Can anyone recommend a good translation company that can translate written English into Arabic? It's marketing copy specific to a particular industry, so I doubt the abilities of any of they little shops that get labourers through their visas.


----------



## MaidenScotland (Jun 6, 2009)

Check out the British Embassy web site.. they may have a list of people who do this


----------



## Andy Capp (Oct 5, 2008)

Even better ask your friendly Emirati, he'll either do it or know someone who will, and ensure it's Emirates Arabic, not other types. ESP for a marketing document.


----------



## boyinblue (Nov 8, 2009)

> Even better ask your friendly Emirati, he'll either do it or know someone who will, and ensure it's Emirates Arabic, not other types. ESP for a marketing document.


sorry to disagree but giving an advertising/marketing document to an emirati friend would be last thing he'll need. Arabic-english and vice versa is a tough thing.. Mr. Rossi I think I know just the company.. (its our sister concern).. although Iam not into translation and stuff but if you give me a call, I'll have you forward to the most experienced in translations of advertising material.. pm me for my number.


----------



## Andy Capp (Oct 5, 2008)

That's implying Emiratis don't know marketing - somewhat blinkered, and the fact that it's your sister company? Hmmmmm


----------



## Seven Seas (May 11, 2009)

*seriously*

actually, the grab-the-first-guy-in-white tactic isn't a winner.
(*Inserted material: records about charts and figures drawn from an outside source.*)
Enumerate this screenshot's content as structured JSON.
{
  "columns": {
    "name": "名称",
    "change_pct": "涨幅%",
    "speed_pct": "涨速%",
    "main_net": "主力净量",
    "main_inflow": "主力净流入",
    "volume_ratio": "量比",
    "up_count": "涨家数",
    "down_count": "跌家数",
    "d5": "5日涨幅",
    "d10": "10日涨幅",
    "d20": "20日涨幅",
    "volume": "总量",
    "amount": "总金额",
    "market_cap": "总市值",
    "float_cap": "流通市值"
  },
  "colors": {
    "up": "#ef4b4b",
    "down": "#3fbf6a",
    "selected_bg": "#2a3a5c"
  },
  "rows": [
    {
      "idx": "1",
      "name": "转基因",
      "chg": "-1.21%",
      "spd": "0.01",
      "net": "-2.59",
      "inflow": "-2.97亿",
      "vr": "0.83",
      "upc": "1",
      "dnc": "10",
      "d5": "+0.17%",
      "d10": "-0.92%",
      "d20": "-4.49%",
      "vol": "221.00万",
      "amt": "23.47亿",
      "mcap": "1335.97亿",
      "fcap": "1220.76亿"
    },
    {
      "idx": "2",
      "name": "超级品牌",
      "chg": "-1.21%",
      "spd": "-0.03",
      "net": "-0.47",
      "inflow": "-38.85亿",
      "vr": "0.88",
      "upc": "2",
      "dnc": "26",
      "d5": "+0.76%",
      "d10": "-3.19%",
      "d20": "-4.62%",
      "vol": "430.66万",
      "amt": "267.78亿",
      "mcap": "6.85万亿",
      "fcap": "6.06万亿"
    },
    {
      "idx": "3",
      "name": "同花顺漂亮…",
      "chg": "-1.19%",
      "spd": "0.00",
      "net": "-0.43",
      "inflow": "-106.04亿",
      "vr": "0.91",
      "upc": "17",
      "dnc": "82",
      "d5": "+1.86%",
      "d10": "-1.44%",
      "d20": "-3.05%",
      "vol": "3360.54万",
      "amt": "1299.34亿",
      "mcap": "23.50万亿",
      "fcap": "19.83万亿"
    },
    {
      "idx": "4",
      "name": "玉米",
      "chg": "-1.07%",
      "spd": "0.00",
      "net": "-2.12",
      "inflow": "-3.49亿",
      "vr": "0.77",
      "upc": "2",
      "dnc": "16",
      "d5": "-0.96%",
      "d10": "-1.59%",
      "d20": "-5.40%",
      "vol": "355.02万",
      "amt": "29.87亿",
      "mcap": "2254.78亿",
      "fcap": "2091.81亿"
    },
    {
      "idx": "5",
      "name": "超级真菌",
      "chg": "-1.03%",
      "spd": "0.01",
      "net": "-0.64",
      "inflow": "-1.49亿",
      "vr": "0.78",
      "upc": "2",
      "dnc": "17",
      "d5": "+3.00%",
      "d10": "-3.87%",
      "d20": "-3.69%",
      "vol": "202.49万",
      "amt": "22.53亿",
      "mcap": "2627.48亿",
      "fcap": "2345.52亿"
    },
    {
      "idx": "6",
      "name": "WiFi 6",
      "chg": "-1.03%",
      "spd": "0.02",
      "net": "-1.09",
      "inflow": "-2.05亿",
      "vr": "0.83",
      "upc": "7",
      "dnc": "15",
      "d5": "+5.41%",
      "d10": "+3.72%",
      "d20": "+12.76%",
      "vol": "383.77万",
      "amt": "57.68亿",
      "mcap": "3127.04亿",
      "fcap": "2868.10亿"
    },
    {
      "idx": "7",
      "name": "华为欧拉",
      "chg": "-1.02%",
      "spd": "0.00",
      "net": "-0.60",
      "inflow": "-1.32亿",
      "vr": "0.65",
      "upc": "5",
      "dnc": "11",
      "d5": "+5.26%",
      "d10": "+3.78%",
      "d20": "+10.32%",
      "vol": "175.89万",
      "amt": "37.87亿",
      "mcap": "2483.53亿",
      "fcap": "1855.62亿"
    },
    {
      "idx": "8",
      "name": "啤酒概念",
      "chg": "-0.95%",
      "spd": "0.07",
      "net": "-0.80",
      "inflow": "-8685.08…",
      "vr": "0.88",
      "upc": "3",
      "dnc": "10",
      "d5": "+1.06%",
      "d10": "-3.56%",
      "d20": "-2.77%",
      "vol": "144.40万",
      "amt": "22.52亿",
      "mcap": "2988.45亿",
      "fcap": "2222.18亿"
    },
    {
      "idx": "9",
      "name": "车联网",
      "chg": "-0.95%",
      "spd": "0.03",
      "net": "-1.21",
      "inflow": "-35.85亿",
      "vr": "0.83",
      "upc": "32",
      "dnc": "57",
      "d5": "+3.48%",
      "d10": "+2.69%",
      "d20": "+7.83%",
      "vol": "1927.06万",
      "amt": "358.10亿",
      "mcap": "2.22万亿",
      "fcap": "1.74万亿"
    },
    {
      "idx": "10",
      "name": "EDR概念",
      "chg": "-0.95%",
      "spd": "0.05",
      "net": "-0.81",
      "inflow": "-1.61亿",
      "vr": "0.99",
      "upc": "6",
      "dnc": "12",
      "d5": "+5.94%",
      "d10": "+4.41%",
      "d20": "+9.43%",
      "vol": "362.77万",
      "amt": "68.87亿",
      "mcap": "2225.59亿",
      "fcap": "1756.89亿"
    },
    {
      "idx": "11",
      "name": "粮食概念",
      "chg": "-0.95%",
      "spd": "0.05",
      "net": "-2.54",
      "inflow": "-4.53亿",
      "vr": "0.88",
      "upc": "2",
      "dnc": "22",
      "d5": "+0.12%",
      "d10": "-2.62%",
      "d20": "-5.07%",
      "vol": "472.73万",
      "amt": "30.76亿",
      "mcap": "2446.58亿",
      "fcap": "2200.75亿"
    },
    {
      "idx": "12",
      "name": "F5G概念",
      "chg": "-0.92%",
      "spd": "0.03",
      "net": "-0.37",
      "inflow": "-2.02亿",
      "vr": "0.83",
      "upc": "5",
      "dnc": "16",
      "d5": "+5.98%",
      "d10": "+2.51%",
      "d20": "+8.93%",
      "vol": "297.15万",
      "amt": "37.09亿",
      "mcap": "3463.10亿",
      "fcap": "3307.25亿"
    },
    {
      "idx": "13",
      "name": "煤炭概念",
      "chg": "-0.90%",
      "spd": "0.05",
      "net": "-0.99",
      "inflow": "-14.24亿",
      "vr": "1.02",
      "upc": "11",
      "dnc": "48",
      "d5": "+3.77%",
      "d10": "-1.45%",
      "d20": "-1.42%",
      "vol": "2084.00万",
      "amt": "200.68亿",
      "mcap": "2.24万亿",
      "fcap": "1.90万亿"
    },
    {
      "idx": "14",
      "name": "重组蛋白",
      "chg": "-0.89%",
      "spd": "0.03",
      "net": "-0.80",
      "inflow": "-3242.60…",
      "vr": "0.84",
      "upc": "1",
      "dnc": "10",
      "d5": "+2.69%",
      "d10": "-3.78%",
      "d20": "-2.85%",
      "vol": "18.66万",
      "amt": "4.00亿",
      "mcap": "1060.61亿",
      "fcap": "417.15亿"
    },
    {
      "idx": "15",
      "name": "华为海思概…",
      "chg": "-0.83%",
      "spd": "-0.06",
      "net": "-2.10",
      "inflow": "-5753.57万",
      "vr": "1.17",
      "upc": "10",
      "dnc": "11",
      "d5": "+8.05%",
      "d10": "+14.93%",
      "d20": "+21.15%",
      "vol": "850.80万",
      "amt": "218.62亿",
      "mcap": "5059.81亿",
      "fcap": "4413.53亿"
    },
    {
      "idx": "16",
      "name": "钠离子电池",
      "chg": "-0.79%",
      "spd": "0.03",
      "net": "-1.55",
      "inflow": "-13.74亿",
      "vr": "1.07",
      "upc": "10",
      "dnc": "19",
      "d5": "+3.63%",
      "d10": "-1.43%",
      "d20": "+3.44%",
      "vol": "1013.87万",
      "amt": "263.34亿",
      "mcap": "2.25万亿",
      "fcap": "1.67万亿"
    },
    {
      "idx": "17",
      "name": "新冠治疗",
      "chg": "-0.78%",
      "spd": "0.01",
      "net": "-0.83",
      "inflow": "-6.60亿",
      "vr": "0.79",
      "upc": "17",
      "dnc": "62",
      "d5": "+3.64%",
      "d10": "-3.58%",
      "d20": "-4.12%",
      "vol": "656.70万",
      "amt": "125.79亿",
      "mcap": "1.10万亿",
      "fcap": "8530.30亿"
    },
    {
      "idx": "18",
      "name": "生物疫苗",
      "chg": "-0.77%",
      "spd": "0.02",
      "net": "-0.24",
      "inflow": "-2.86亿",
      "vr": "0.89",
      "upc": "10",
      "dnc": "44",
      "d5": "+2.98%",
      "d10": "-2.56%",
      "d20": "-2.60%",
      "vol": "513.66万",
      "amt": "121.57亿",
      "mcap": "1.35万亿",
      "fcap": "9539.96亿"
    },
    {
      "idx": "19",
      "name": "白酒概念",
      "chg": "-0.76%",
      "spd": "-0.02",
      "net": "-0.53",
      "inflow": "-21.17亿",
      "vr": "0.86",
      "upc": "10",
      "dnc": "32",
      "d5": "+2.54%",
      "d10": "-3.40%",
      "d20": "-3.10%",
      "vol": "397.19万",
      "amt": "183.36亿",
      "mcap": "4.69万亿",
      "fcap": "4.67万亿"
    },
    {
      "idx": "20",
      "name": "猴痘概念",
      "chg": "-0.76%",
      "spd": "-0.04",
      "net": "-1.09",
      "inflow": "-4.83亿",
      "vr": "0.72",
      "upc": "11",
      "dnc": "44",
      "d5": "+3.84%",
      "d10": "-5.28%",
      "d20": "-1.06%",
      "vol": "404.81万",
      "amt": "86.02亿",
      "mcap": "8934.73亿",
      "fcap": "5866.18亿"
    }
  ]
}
It's quite hard top do translations.


----------



## boyinblue (Nov 8, 2009)

> That's implying Emiratis don't know marketing - somewhat blinkered, and the fact that it's your sister company? Hmmmmm


so according to you universities should stop giving degrees called "Bachelor Of Linguistics"? Am not cheap enough to promote a sister concern for few hundreds but definitely I would recommend the thread starter to go to a professional and not.. "friendly Emirati"


----------